From what you have said your wife is in the wrong. If she should ever come to repentance (which in God's mercy she yet may), I don't believe you could take her back (Deuteronomy 24). But what she should do at that point is a more difficult issue.
I am not sure I am understanding your question or what you are driving at however, so if this post seems wide of the mark that may be why.


----------



## Scott Shahan (Apr 3, 2006)

Deuteronomy 24 and if she goes and becomes another man's wife, 3 and the latter man hates her and writes her a certificate of divorce and puts it in her hand and sends her out of his house, or if the latter man dies, who took her to be his wife, 4 then her former husband, who sent her away, may not take her again to be his wife, after she has been defiled, for that is an abomination before the Lord. And you shall not bring sin upon the land that the Lord your God is giving you for an inheritance. 

Can the Lord decree that His revealed will would not be done here?


----------



## py3ak (Apr 3, 2006)

What do you mean by decree? If you mean have some people disobeyed God in this way, thus demonstrating that it was all part of God's sovereign plan, yes.

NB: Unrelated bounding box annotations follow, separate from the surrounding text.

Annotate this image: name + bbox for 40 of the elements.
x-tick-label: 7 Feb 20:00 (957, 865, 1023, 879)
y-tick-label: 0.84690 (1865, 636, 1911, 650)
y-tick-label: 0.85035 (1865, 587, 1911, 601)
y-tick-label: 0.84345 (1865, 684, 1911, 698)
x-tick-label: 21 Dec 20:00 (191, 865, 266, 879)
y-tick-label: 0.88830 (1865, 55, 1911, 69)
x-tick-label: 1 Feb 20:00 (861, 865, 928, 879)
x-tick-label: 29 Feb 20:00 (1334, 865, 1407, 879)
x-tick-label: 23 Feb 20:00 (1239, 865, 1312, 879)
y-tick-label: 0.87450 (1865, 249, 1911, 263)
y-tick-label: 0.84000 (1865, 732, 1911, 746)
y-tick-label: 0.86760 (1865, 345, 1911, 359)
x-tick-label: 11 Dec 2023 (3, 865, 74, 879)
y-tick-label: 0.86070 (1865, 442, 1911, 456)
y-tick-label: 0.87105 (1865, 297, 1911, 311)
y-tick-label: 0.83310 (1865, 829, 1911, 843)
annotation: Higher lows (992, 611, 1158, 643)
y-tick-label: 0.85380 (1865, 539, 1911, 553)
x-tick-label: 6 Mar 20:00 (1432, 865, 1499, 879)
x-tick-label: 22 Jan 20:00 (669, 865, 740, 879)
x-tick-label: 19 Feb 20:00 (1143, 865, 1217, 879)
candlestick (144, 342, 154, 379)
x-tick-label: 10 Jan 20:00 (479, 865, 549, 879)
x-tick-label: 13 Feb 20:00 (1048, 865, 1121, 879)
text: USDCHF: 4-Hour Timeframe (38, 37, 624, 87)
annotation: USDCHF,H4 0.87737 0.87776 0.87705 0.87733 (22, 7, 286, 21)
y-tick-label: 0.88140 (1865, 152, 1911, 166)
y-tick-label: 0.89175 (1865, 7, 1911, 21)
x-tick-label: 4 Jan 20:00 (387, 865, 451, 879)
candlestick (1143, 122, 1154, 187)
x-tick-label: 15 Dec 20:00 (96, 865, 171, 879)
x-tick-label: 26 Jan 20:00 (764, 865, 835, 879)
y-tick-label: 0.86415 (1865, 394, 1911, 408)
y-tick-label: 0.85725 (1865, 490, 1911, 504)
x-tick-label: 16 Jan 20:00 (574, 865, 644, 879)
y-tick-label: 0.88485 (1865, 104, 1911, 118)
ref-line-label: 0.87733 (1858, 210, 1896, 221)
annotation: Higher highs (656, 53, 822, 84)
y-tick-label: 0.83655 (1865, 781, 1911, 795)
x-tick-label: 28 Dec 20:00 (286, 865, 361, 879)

If you mean approve of, no.


----------



## Scott Shahan (Apr 4, 2006)

I mean your first statement, some willingly disobey God and in so demonstrate that it was all part of God's sovereign plan. So God can say one thing and will another.


----------



## py3ak (Apr 4, 2006)

God can _command_ one thing and decree another, yes. The alternative is that every sinful act is outside of God's control.


----------